The Georgian community understood that it would take time to get 
implementations in place, and that they would need to take measures to smooth 
over that transition — which can include having Web sites for Georgian 
businesses and institutions using fonts to match the requirements of the 
content.


Peter

From: Unicore <unicore-boun...@unicode.org> On Behalf Of Markus Scherer via 
Unicore
Sent: Wednesday, July 18, 2018 3:05 PM
To: unicore UnicoRe Discussion <unic...@unicode.org>
Cc: mark <m...@macchiato.com>
Subject: Unicode 11 Georgian uppercase vs. fonts


Dear fellow Unicoders,



We’ve run into some significant problems with the Georgian capital letters 
added in Unicode 11. If you have run into them yourselves, or have feedback on 
our brainstormed solutions below, we’d love to hear your thoughts.

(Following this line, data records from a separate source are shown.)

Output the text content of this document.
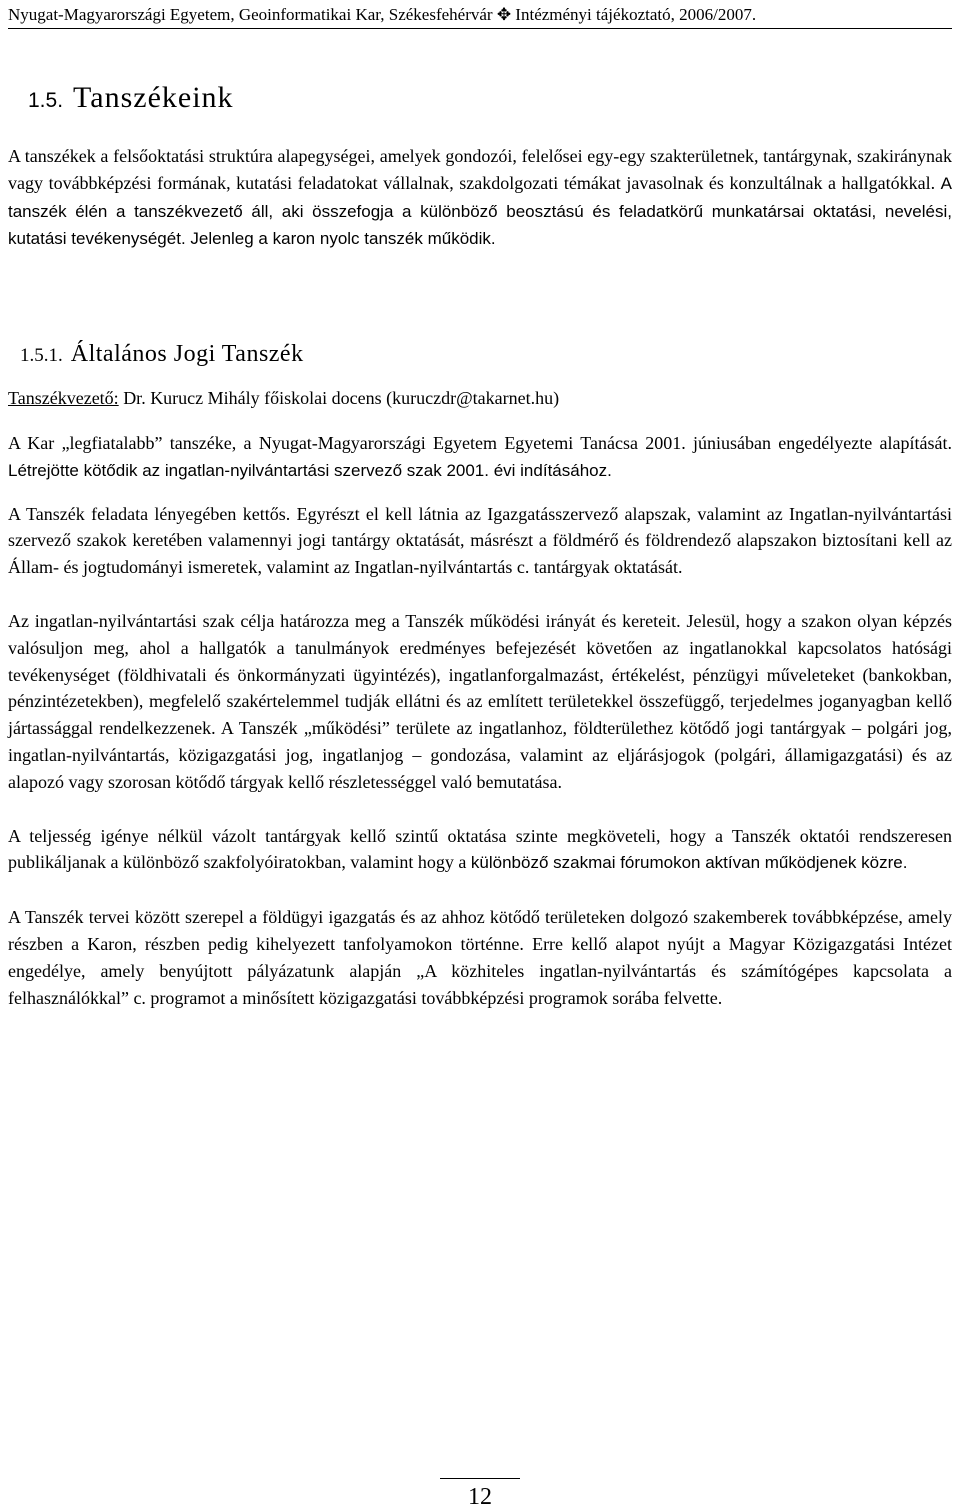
Nyugat-Magyarországi Egyetem, Geoinformatikai Kar, Székesfehérvár ✥ Intézményi tájékoztató, 2006/2007.
1.5. Tanszékeink

A tanszékek a felsőoktatási struktúra alapegységei, amelyek gondozói, felelősei egy-egy szakterületnek, tantárgynak, szakiránynak vagy továbbképzési formának, kutatási feladatokat vállalnak, szakdolgozati témákat javasolnak és konzultálnak a hallgatókkal. A tanszék élén a tanszékvezető áll, aki összefogja a különböző beosztású és feladatkörű munkatársai oktatási, nevelési, kutatási tevékenységét. Jelenleg a karon nyolc tanszék működik.

1.5.1. Általános Jogi Tanszék
Tanszékvezető: Dr. Kurucz Mihály főiskolai docens (kuruczdr@takarnet.hu)

A Kar „legfiatalabb” tanszéke, a Nyugat-Magyarországi Egyetem Egyetemi Tanácsa 2001. júniusában engedélyezte alapítását. Létrejötte kötődik az ingatlan-nyilvántartási szervező szak 2001. évi indításához.

A Tanszék feladata lényegében kettős. Egyrészt el kell látnia az Igazgatásszervező alapszak, valamint az Ingatlan-nyilvántartási szervező szakok keretében valamennyi jogi tantárgy oktatását, másrészt a földmérő és földrendező alapszakon biztosítani kell az Állam- és jogtudományi ismeretek, valamint az Ingatlan-nyilvántartás c. tantárgyak oktatását.

Az ingatlan-nyilvántartási szak célja határozza meg a Tanszék működési irányát és kereteit. Jelesül, hogy a szakon olyan képzés valósuljon meg, ahol a hallgatók a tanulmányok eredményes befejezését követően az ingatlanokkal kapcsolatos hatósági tevékenységet (földhivatali és önkormányzati ügyintézés), ingatlanforgalmazást, értékelést, pénzügyi műveleteket (bankokban, pénzintézetekben), megfelelő szakértelemmel tudják ellátni és az említett területekkel összefüggő, terjedelmes joganyagban kellő jártassággal rendelkezzenek. A Tanszék „működési” területe az ingatlanhoz, földterülethez kötődő jogi tantárgyak – polgári jog, ingatlan-nyilvántartás, közigazgatási jog, ingatlanjog – gondozása, valamint az eljárásjogok (polgári, államigazgatási) és az alapozó vagy szorosan kötődő tárgyak kellő részletességgel való bemutatása.

A teljesség igénye nélkül vázolt tantárgyak kellő szintű oktatása szinte megköveteli, hogy a Tanszék oktatói rendszeresen publikáljanak a különböző szakfolyóiratokban, valamint hogy a különböző szakmai fórumokon aktívan működjenek közre.

A Tanszék tervei között szerepel a földügyi igazgatás és az ahhoz kötődő területeken dolgozó szakemberek továbbképzése, amely részben a Karon, részben pedig kihelyezett tanfolyamokon történne. Erre kellő alapot nyújt a Magyar Közigazgatási Intézet engedélye, amely benyújtott pályázatunk alapján „A közhiteles ingatlan-nyilvántartás és számítógépes kapcsolata a felhasználókkal” c. programot a minősített közigazgatási továbbképzési programok sorába felvette.

12
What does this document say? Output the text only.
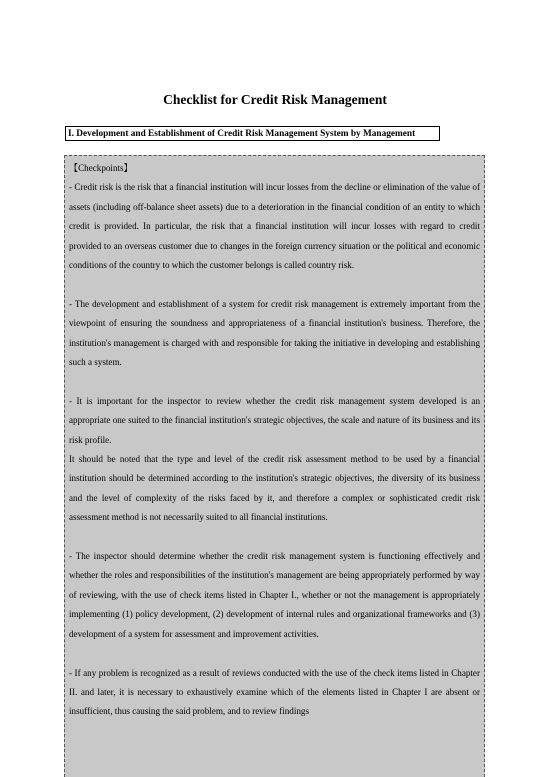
Checklist for Credit Risk Management
I. Development and Establishment of Credit Risk Management System by Management
【Checkpoints】

- Credit risk is the risk that a financial institution will incur losses from the decline or elimination of the value of assets (including off-balance sheet assets) due to a deterioration in the financial condition of an entity to which credit is provided. In particular, the risk that a financial institution will incur losses with regard to credit provided to an overseas customer due to changes in the foreign currency situation or the political and economic conditions of the country to which the customer belongs is called country risk.

- The development and establishment of a system for credit risk management is extremely important from the viewpoint of ensuring the soundness and appropriateness of a financial institution's business. Therefore, the institution's management is charged with and responsible for taking the initiative in developing and establishing such a system.

- It is important for the inspector to review whether the credit risk management system developed is an appropriate one suited to the financial institution's strategic objectives, the scale and nature of its business and its risk profile.

It should be noted that the type and level of the credit risk assessment method to be used by a financial institution should be determined according to the institution's strategic objectives, the diversity of its business and the level of complexity of the risks faced by it, and therefore a complex or sophisticated credit risk assessment method is not necessarily suited to all financial institutions.

- The inspector should determine whether the credit risk management system is functioning effectively and whether the roles and responsibilities of the institution's management are being appropriately performed by way of reviewing, with the use of check items listed in Chapter I., whether or not the management is appropriately implementing (1) policy development, (2) development of internal rules and organizational frameworks and (3) development of a system for assessment and improvement activities.

- If any problem is recognized as a result of reviews conducted with the use of the check items listed in Chapter II. and later, it is necessary to exhaustively examine which of the elements listed in Chapter I are absent or insufficient, thus causing the said problem, and to review findings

Here's the problem. The vast majority of Georgian fonts do not yet have the new 
uppercase characters. So when any system uses case mapping to uppercase text 
(e.g. browsers interpreting CSS’s text-transform: capitalize), then the users 
of Georgian will see boxes (“tofu”) if the font they are using does not have 
the glyphs.


For example, a program constructs a web page with buttons. It uses a CSS style 
to uppercase text in buttons, as a house style. Unless the user has a very 
up-to-date font, they see tofu (boxes). If a server does backend rendering, its 
font has to be very up-to-date. We also saw this problem in a program that was 
doing titlecasing, but on the first character it used the uppercase mappings 
rather than titlecase mappings. Not the right thing to do, of course, but code 
that accidentally works (most of the time) doesn't get fixed if nobody reports 
a bug about it.


All of these will result in bad bugs in the UI, in software that formerly 
worked fine.


We brainstormed some options to fix this:


  1.  Get all call sites to change their code to not uppercase Georgian (and 
fix titlecasing to use the titlecase mappings, not the uppercase mappings). 
Since we have no control over call sites and release cycles of affected 
software, this would not help Georgian users for a long time, if ever. We’d 
eventually want to retract these changes, creating even more work.
  2.  Change all common fonts with Georgian characters to add the U11.0 ones. 
This should eventually happen but would probably take a couple of years at 
least, which does not help users in the short term.
  3.  Hack font CMAPs to just map the new characters to the glyphs of the old 
ones. Works but only when a programmer can control the fonts used, such as with 
server-side rendering or downloadable fonts.
  4.  Remove the uppercase mappings for Georgian, until the fonts catch up.

     *   Would at least have to be done in all browsers, otherwise web apps 
will still break for Georgian.
     *   A broader alternative is to do it in ICU. Because that is used by the 
majority of the browser implementations, it would solve the short-term problem 
for the browsers — and many other programs. Drawback: Non-conformant, and 
uppercasing will be inconsistent depending on who has which variant of ICU 
(with vs. without hack, on top of: with Unicode 11 vs. before Unicode 11).

        *   One precedent is that in CLDR we deliberately hold back from using 
new currency characters until the font support is sufficiently widespread. 
(Wishing we'd held back the uppercase mappings in Unicode 11.0 too!)